Le constat est patent, le poisson se fait,
ces derniers temps, très cher. A leur retour au port, les chalutiers les plus
chanceux n'en déchargent qu'à peine une dizaine de cageots. La sardine, quant à
elle, a carrément disparu sur les étals. La production halieutique, notamment
la pêche au chalut, est à la peine. La malchance ne semble pas ainsi épargner
les marins pêcheurs. Après moult difficultés rencontrées durant toute l'année
(aléas de la nature, pannes techniques…), voilà qu'un autre phénomène, pas tout
nouveau mais moins fréquent, vient se mêler à l'origine de cette sous-pêche. Le
phénomène est, semble-t-il, observé sur tout le littoral témouchentois. Cette
fois-ci, la malchance s'appelle la méduse. Dans le jargon des marins pêcheurs,
on l'appelle «El Morka». Un animal marin invertébré qui a la forme d'une cloche
ou si on veut d'un parapluie. Pour ceux qui n'en connaissent rien des méduses,
ce sont des animaux composés de 98% d'eau. Les méduses appartiennent au groupe
des cnidaires. Elles habitent toutes les mers et tous les océans.
Il
existe plusieurs espèces de méduses. Mais l'espèce la plus rencontrée chez nous
est la Pelagia noctiluca. Cette espèce cosmopolite prospère bien sur les
littoraux rocheux. Cette méduse, qui atteint 10 cm de diamètre, est
particulièrement urticante. Ses 8 tentacules sont très extensibles.
La
méduse est difficile à repérer dans l'eau, parce qu'elle est transparente. A la
nuit tombée, les méduses remontent à la surface pour se nourrir. La durée de
vie de la méduse est de l'ordre d'une année. Elles sont alors à la merci des
courants et du vent qui peuvent les rabattre par milliers vers le littoral. La
reproduction de ces invertébrés s'effectue en deux phases successives.

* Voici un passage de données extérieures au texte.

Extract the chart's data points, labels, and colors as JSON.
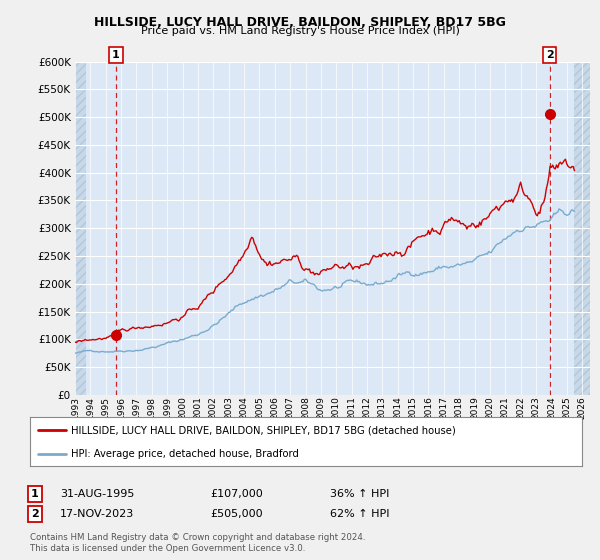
{
  "title": "HILLSIDE, LUCY HALL DRIVE, BAILDON, SHIPLEY, BD17 5BG",
  "subtitle": "Price paid vs. HM Land Registry's House Price Index (HPI)",
  "legend_line1": "HILLSIDE, LUCY HALL DRIVE, BAILDON, SHIPLEY, BD17 5BG (detached house)",
  "legend_line2": "HPI: Average price, detached house, Bradford",
  "sale1_date": "31-AUG-1995",
  "sale1_price": "£107,000",
  "sale1_hpi": "36% ↑ HPI",
  "sale2_date": "17-NOV-2023",
  "sale2_price": "£505,000",
  "sale2_hpi": "62% ↑ HPI",
  "footnote": "Contains HM Land Registry data © Crown copyright and database right 2024.\nThis data is licensed under the Open Government Licence v3.0.",
  "ylim": [
    0,
    600000
  ],
  "yticks": [
    0,
    50000,
    100000,
    150000,
    200000,
    250000,
    300000,
    350000,
    400000,
    450000,
    500000,
    550000,
    600000
  ],
  "red_color": "#cc0000",
  "blue_color": "#7aabcf",
  "background_color": "#f0f0f0",
  "plot_bg_color": "#dce8f5",
  "hatch_color": "#c8d8e8",
  "grid_color": "#ffffff",
  "sale1_x": 1995.667,
  "sale1_y": 107000,
  "sale2_x": 2023.88,
  "sale2_y": 505000,
  "xlim": [
    1993.0,
    2026.5
  ]
}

Mais cette fois-ci, ce n'est pas apparemment sa période, du moins
elle est en légère avance. Elles prolifèrent très rapidement. Les pullulations
de méduses entraînent la baisse des prises lors de pêche au chalut. Les méduses
se nourrissent de larves et alevins de poissons. Ce qui peut fortement
provoquer la diminution des populations de poissons pélagiques à long terme au
sein d'une zone contaminée par de telles invasions. Djillali, un vieux briscard
des mers n'en revient pas: «J'ai rarement vu, comme cette année, les méduses
aussi nombreuses. On a été obligés d'observer un repos en
attendant qu'elles disparaissent. Depuis plus d'une semaine, le bateau n'a pas
quitté le quai. Généralement, les méduses sont emportées par les courants
marins sinon elles meurent mais cela peut prendre plusieurs semaines, voire des
mois. Certaines zones de pêche, à l'ouest surtout, sont moins peuplées par les
méduses mais toujours est-il qu'elles continuent d'empoisonner la vie des
marins pêcheurs en perturbant la pêche. Pour les sardiniers, je ne vous dis
pas, ajoute Djillali, ce sont les plus grands perdants.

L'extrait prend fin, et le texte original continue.